O POETA, UM MELANCÓLICO



“Como é incoerente este mundo,

pois a alegria completa

e o sofrimento profundo

se unem e formam o poeta”.


POETA vem do grego “poietés” e significa o que faz; o autor. Chegou até nós pelo latim poeta. Desde os tempos de Heródoto e Píndaro significa o que faz versos.



Michel Jules Alfred Bréal, linguista francês, considerado o fundador da semântica moderna, em seu célebre livro Essai de sémantique, assim nos diz sobre aquele que  faz versos:

          
 “On croit communément que le poète, aux yeux des Grecs, était “le créatur”, et le poème “ume creation”. Mais la réalité est un peu différente"...  
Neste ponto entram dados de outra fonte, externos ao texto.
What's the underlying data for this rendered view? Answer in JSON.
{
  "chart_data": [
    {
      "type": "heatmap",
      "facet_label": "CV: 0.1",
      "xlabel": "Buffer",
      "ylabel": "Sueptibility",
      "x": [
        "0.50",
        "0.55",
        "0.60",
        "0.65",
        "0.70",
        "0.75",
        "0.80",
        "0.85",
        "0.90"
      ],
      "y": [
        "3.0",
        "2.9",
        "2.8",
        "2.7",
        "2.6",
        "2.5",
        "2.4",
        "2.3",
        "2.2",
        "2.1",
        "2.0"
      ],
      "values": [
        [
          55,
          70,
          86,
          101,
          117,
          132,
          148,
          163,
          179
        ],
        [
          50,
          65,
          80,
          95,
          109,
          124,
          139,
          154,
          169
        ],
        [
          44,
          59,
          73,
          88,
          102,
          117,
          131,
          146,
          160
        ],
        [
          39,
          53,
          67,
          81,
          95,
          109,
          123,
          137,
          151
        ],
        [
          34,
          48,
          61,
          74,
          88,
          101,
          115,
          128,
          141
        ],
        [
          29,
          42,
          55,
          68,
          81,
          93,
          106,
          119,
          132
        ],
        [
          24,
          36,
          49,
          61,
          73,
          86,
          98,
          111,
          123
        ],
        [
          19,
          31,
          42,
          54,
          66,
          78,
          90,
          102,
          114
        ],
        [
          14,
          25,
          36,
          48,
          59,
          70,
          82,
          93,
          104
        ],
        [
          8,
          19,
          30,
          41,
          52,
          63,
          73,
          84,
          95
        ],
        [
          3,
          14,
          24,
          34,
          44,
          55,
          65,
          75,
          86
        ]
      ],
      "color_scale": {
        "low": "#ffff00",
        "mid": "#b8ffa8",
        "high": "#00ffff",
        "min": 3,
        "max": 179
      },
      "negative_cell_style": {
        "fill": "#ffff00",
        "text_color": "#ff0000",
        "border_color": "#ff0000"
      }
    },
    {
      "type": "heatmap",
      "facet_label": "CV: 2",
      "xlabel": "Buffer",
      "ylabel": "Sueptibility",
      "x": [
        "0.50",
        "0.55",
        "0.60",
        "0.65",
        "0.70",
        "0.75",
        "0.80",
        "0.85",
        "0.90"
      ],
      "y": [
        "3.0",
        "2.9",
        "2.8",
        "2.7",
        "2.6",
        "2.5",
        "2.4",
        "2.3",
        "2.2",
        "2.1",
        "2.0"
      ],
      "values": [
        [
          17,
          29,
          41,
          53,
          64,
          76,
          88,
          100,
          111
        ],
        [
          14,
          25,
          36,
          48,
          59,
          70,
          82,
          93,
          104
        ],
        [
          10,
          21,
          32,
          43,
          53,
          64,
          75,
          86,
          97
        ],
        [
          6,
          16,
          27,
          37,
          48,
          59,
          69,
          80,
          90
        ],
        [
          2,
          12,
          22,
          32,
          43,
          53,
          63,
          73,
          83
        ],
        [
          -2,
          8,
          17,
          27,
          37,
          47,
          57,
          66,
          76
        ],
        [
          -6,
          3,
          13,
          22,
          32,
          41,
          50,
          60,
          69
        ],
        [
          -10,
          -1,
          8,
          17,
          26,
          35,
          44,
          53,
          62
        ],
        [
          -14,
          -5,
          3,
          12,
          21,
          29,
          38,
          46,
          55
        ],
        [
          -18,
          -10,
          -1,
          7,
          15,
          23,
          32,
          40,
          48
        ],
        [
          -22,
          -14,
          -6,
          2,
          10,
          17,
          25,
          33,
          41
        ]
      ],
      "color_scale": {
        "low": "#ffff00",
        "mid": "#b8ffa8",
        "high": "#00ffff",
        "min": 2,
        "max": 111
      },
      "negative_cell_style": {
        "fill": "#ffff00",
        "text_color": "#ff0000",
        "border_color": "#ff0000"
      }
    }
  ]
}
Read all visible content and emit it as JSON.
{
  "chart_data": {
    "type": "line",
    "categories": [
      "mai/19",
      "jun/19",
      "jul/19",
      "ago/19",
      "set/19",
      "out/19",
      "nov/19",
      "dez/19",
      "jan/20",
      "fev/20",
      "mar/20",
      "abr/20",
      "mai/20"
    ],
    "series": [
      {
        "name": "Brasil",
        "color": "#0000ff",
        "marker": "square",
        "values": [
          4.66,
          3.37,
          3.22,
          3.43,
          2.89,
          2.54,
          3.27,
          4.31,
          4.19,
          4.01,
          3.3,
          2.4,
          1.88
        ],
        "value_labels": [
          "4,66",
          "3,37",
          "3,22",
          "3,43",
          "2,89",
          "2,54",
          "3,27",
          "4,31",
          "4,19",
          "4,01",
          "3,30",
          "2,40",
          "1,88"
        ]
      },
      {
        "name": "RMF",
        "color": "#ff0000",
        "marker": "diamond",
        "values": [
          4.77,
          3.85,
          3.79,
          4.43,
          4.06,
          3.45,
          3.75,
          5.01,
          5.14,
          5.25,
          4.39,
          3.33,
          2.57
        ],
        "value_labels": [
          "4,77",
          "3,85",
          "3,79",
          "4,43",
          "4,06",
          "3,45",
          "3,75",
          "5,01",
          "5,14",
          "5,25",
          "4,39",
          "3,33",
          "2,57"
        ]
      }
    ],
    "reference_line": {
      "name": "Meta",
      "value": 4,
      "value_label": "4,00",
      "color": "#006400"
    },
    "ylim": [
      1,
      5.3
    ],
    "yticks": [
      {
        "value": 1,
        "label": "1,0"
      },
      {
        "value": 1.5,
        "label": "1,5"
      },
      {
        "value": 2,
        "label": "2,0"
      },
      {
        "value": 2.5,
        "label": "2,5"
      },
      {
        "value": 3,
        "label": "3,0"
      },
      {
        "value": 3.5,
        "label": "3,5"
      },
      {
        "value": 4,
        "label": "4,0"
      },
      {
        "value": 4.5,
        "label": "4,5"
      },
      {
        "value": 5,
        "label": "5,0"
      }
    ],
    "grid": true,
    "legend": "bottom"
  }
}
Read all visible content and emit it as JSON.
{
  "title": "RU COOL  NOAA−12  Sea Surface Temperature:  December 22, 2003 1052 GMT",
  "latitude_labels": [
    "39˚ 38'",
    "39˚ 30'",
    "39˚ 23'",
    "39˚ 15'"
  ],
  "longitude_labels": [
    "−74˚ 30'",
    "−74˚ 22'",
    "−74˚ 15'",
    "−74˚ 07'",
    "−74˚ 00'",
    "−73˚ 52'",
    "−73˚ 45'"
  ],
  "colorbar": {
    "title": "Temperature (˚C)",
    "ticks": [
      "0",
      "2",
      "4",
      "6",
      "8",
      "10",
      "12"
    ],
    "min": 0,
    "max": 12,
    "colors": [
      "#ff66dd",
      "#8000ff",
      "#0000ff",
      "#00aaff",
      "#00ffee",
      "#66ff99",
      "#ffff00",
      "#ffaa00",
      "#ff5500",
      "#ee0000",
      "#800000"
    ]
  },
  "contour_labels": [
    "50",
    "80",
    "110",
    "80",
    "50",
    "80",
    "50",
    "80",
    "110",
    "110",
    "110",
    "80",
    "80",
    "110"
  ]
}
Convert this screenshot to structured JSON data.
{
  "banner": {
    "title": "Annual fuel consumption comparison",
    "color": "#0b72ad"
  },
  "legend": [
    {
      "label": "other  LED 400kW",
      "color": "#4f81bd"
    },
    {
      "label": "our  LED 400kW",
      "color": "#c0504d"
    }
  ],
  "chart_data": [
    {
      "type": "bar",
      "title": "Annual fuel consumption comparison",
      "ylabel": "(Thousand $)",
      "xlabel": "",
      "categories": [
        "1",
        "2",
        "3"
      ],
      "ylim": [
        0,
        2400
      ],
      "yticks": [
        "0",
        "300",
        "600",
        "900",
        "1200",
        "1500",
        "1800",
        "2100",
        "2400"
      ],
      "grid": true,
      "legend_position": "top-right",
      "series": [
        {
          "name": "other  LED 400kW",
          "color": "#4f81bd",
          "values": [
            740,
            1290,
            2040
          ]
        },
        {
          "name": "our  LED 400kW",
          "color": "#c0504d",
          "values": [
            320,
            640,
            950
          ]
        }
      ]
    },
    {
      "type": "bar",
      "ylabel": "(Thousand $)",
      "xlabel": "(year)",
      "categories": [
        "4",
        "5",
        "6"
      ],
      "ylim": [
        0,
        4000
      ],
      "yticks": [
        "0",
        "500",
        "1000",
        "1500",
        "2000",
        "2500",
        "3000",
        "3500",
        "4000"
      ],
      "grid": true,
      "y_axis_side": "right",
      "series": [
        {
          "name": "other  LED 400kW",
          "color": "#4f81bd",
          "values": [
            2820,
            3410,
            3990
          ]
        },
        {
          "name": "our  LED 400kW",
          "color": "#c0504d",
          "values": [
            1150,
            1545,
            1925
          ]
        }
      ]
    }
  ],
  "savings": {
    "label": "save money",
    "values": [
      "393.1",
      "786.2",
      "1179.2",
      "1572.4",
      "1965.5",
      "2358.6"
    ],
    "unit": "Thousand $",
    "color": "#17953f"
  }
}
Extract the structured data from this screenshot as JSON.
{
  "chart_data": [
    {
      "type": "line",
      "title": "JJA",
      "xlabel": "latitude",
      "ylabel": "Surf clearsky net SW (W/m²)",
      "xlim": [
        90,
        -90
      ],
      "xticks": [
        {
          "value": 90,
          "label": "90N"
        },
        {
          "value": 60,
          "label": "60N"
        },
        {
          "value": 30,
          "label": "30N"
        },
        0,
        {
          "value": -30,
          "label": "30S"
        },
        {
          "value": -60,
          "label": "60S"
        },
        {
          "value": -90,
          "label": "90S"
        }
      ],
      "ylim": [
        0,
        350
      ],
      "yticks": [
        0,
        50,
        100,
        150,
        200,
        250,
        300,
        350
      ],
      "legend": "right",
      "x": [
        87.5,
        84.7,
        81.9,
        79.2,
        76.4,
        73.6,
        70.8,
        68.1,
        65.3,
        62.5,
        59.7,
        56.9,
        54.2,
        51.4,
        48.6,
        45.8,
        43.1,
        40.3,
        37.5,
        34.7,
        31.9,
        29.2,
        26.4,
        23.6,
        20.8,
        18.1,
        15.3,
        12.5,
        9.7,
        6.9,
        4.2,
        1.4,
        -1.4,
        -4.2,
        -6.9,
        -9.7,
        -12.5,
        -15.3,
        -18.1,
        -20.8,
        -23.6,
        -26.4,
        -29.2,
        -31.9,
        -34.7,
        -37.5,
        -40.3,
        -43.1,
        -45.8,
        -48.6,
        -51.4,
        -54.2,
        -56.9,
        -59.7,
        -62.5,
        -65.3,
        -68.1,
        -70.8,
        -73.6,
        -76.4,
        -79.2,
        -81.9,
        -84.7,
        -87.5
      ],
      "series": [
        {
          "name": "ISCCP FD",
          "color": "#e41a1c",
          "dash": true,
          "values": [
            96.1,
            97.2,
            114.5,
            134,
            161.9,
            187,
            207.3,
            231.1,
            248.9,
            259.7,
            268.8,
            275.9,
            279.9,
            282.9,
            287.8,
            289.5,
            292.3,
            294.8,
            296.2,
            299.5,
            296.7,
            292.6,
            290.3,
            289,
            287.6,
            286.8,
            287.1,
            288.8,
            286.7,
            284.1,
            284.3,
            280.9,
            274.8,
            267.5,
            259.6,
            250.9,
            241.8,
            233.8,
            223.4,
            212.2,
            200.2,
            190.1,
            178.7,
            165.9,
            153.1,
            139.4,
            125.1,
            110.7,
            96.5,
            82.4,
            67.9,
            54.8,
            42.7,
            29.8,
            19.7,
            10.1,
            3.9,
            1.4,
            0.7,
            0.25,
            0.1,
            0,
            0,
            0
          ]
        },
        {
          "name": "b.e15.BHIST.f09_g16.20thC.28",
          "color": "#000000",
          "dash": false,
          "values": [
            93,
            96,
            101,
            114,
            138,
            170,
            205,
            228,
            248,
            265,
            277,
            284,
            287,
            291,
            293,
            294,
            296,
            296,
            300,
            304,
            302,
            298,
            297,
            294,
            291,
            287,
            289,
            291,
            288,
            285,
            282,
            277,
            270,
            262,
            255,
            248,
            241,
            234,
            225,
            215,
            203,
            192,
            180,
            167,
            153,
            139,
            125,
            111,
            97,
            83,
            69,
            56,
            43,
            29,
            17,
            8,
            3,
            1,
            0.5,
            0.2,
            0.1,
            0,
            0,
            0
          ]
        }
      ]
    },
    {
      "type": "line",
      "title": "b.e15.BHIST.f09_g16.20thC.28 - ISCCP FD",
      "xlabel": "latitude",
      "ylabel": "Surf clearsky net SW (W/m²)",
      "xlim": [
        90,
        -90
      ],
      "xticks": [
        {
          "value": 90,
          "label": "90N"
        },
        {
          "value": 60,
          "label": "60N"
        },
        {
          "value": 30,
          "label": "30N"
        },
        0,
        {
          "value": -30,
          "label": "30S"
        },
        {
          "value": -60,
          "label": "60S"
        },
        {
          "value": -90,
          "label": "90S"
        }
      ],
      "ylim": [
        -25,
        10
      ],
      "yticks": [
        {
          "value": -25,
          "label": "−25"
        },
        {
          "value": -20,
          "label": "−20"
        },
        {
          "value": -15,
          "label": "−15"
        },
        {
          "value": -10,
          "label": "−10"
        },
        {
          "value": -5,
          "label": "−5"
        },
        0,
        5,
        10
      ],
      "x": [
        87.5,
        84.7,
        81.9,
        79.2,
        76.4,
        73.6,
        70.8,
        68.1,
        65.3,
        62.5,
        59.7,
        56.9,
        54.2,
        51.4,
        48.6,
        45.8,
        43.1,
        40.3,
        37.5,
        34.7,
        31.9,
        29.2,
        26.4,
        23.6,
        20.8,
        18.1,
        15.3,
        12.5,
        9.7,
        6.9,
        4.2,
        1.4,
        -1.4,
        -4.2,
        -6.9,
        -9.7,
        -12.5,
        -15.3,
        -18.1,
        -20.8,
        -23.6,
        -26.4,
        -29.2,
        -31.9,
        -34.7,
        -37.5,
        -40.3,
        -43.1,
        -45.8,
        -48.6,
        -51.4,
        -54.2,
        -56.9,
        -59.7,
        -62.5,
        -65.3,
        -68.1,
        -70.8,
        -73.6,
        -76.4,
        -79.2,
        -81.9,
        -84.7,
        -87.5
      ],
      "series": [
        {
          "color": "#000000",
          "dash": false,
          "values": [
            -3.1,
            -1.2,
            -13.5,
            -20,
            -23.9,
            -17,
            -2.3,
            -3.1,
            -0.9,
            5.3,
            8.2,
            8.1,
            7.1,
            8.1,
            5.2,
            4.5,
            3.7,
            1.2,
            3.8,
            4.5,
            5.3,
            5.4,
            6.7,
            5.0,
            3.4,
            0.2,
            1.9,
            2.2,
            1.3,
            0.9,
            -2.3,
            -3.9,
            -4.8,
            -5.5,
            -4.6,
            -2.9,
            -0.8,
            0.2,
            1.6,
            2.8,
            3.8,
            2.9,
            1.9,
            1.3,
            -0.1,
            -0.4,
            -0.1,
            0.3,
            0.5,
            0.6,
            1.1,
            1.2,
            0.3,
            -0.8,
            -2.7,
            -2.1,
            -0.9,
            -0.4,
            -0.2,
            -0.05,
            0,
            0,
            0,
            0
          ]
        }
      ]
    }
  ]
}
Contudo, deixando a semântica no seu lugar nominativo e voltando para a produção, isto é, para a "creation", parece que o poeta é um melancólico, inscrito no erotismo de todas as visões: a antiguidade clássica, o período quinhentista e o período modernista neo-hegeliano. O poietés, o poeta grego, sujeito de seu discurso, a poiesis pós Heródoto, existe como melancólico, bem antes da era psicanalítica. O poeta é o sujeito sobre o qual recaiu a sina do mito tebano. Antônio Sérgio Mendonça diria: “o que quisera não ter nascido com tal destino”.

Nos textos camonianos, por exemplo, o poeta canta a fragilidade da vida e a fugacidade do mundo e da vida, num lírico devaneio conflitual entre morte e vida, internalizando o luto.

O poeta barroco, mesmo o da tradição alemã com tendências românticas, também se envolve na melancolia freudiana, embora se aproxime do bovarismo e da paixão.

O poeta realista de modelo machadiano irá articular melancolia com o riso, não como amor e dor, tradição freudiana, mas como fenda na articulação social. Mas outras vertentes atingem o realismo poético diferentemente, articulando gozo e dor.

O poeta romântico poderá ser visto como melancólico inveterado, como Jean Alluch colocará, no dizer ainda de Antônio Sérgio Mendonça, “no choro constante da carpideira como perenidade do estado melancólico crônico”, romântico, por conseguinte.

O poeta do moderno e do pós-moderno estrutura-se (ou desestrutura-se) entre Nephentée, um simulacro de Afrodite materializada em Helena e a “acedia”, desestruturando, também, a cultura, envolvendo-a na mortalha da morte.

Portanto, se POETA é o agente, o que faz, será poeta, quem fez? Já a melancolia, contida na escritura, seria para Freud um juízo de existência, mas para isso, tal escritura terá de ser considerado verso. Será?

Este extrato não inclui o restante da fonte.